THE largest digital telecommunications-services provider in the Philippines might have hit rock bottom this year, with its net profits for the first quarter of 2016 declining by a third on the back of an eroding legacy business.
Still, the chief executive of the listed company remains optimistic of the growth prospects in about three years, thanks to the steady increase in data revenues.
The net income of only P6.2 billion in the first three months of 2016, a 34-percent drop, from the P9.4 billion reported the year prior, was not much of a surprise for PLDT Inc., as it projects to continue to see its bottom-line slipping through 2018.
Core net income—which strips off one-time gains and losses—was at P7.2 billion during the three-month period, or 22 percent down, from P9.3 billion in the first quarter of 2015.
The culprit for this static decline is the eroding legacy business, which is mainly composed of voice, text, and international and national long-distance verticals.
While consolidated revenues for the period were up by a percentage point at P42.8 billion, driven by the 22-percent growth in Internet-service revenues, cellular domestic voice, text and long-distance revenues dropped by P2.5 billion.
This negated largely the gains in data revenues.
Excluding revenues from international and national long distance services, amounting to P4.4 billion, consolidated service revenues would have risen by 3 percent year-on-year to P36.2 billion.
“I’d like to think that we have hit bottom this year, 2016. Otherwise, we are not doing our job. We’ll see. There are some encouraging signs, but three to four months do not make a year. We just have to wait, and we just have to keep on pushing,” Manuel V. Pangilinan, who chairs the telco titan, said in a spot interview on Tuesday.
The telco titan is currently in the process of shifting its business model from legacy to digital, as demand for such services continues to surge with the advancements of technology.
The shift to data is evident in both fixed and wireless businesses, but the transition in the former started much earlier, in the early 2000s. The tipping point came in 2011 and 2012, when the fixed-line business started on its current growth path, riding on the steady growth of consumer and enterprise data and broadband, which crossed the 50-percent mark in its share of total fixed revenues in 2013.
Currently, data account for a third of the company’s revenue mix. Pangilinan said his group hopes such a vertical will increase its contribution to about 45 percent to the consolidated revenues.

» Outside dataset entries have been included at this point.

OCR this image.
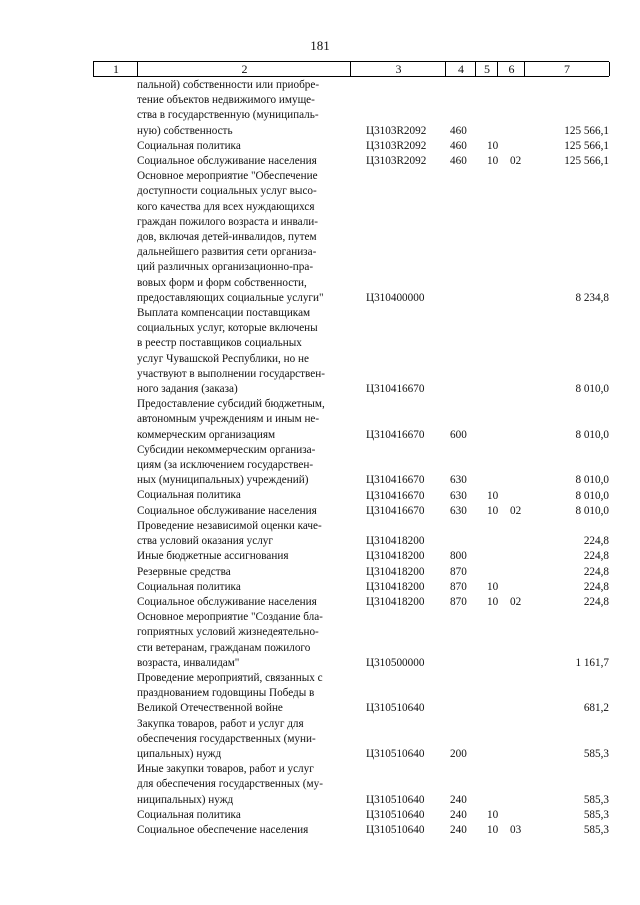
181
1	2	3	4	5	6	7
пальной) собственности или приобре-
тение объектов недвижимого имуще-
ства в государственную (муниципаль-
ную) собственность	Ц3103R2092 460	125 566,1
Социальная политика	Ц3103R2092 460 10	125 566,1
Социальное обслуживание населения	Ц3103R2092 460 10 02	125 566,1
Основное мероприятие "Обеспечение
доступности социальных услуг высо-
кого качества для всех нуждающихся
граждан пожилого возраста и инвали-
дов, включая детей-инвалидов, путем
дальнейшего развития сети организа-
ций различных организационно-пра-
вовых форм и форм собственности,
предоставляющих социальные услуги"	Ц310400000	8 234,8
Выплата компенсации поставщикам
социальных услуг, которые включены
в реестр поставщиков социальных
услуг Чувашской Республики, но не
участвуют в выполнении государствен-
ного задания (заказа)	Ц310416670	8 010,0
Предоставление субсидий бюджетным,
автономным учреждениям и иным не-
коммерческим организациям	Ц310416670 600	8 010,0
Субсидии некоммерческим организа-
циям (за исключением государствен-
ных (муниципальных) учреждений)	Ц310416670 630	8 010,0
Социальная политика	Ц310416670 630 10	8 010,0
Социальное обслуживание населения	Ц310416670 630 10 02	8 010,0
Проведение независимой оценки каче-
ства условий оказания услуг	Ц310418200	224,8
Иные бюджетные ассигнования	Ц310418200 800	224,8
Резервные средства	Ц310418200 870	224,8
Социальная политика	Ц310418200 870 10	224,8
Социальное обслуживание населения	Ц310418200 870 10 02	224,8
Основное мероприятие "Создание бла-
гоприятных условий жизнедеятельно-
сти ветеранам, гражданам пожилого
возраста, инвалидам"	Ц310500000	1 161,7
Проведение мероприятий, связанных с
празднованием годовщины Победы в
Великой Отечественной войне	Ц310510640	681,2
Закупка товаров, работ и услуг для
обеспечения государственных (муни-
ципальных) нужд	Ц310510640 200	585,3
Иные закупки товаров, работ и услуг
для обеспечения государственных (му-
ниципальных) нужд	Ц310510640 240	585,3
Социальная политика	Ц310510640 240 10	585,3
Социальное обеспечение населения	Ц310510640 240 10 03	585,3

“It is likely for the wireless side to return to a significant profit track that it will have to achieve a 40 percent, 45-percent concentration of data in terms of its total consolidated revenues,” he said.
Pangilinan added that his company will have to continue what it does—pouring in large sums of money in to its digital thrust—and wait for the results. Positive outcomes, he said, will likely come in three years.
“Our results for the first quarter confirm our view that the digital pivot will be a difficult and complicated process,” he added.
“That said, PLDT has posted strong gains in data, broadband and digital services, compensating in large part to the continued declines in long distance and text revenues. But competition remains intense and the shift to lower-margin revenues continues.”
Thus, the company will maintain its core-income guidance of P28 billion for the year.
“Our experience in the fixed-line business shows how growth can be restored by progressively building up our data and broadband revenues to critical mass. We aim to achieve that same critical mass in the wireless business by accelerating data adoption and usage, even at the price of renewed deceleration of our legacy revenues,” Pangilinan said. To that end, he added, his group “is investing heavily in our network to deliver the best quality service, working to make it much easier” for customer to use its services. He said the company is propagating smartphones and Web-connected devices for the home, tapping internal innovation and forging partnerships with global tech leaders to deliver compelling digital services.
The telco is spending roughly P43 billion in capital this year. As of end-March, the telco giant has already spent a record P14.6 billion on increasing the coverage, speed, capacity and reliability of its fixed line and mobile networks.
“Our significantly higher capital expenditures in the first quarter of 2016 underscores the seriousness of our efforts to strengthen our fixed and mobile networks as the first leg, indeed, the foundation of our digital pivot,” Pangilinan said.
He added: “Our subscribers will progressively feel the impact of this network transformation over the next several quarters. But this early, various network improvements are already enabling us to grow our data revenues more rapidly, and to position PLDT as the communications company uniquely able to give customers the total digital experience.”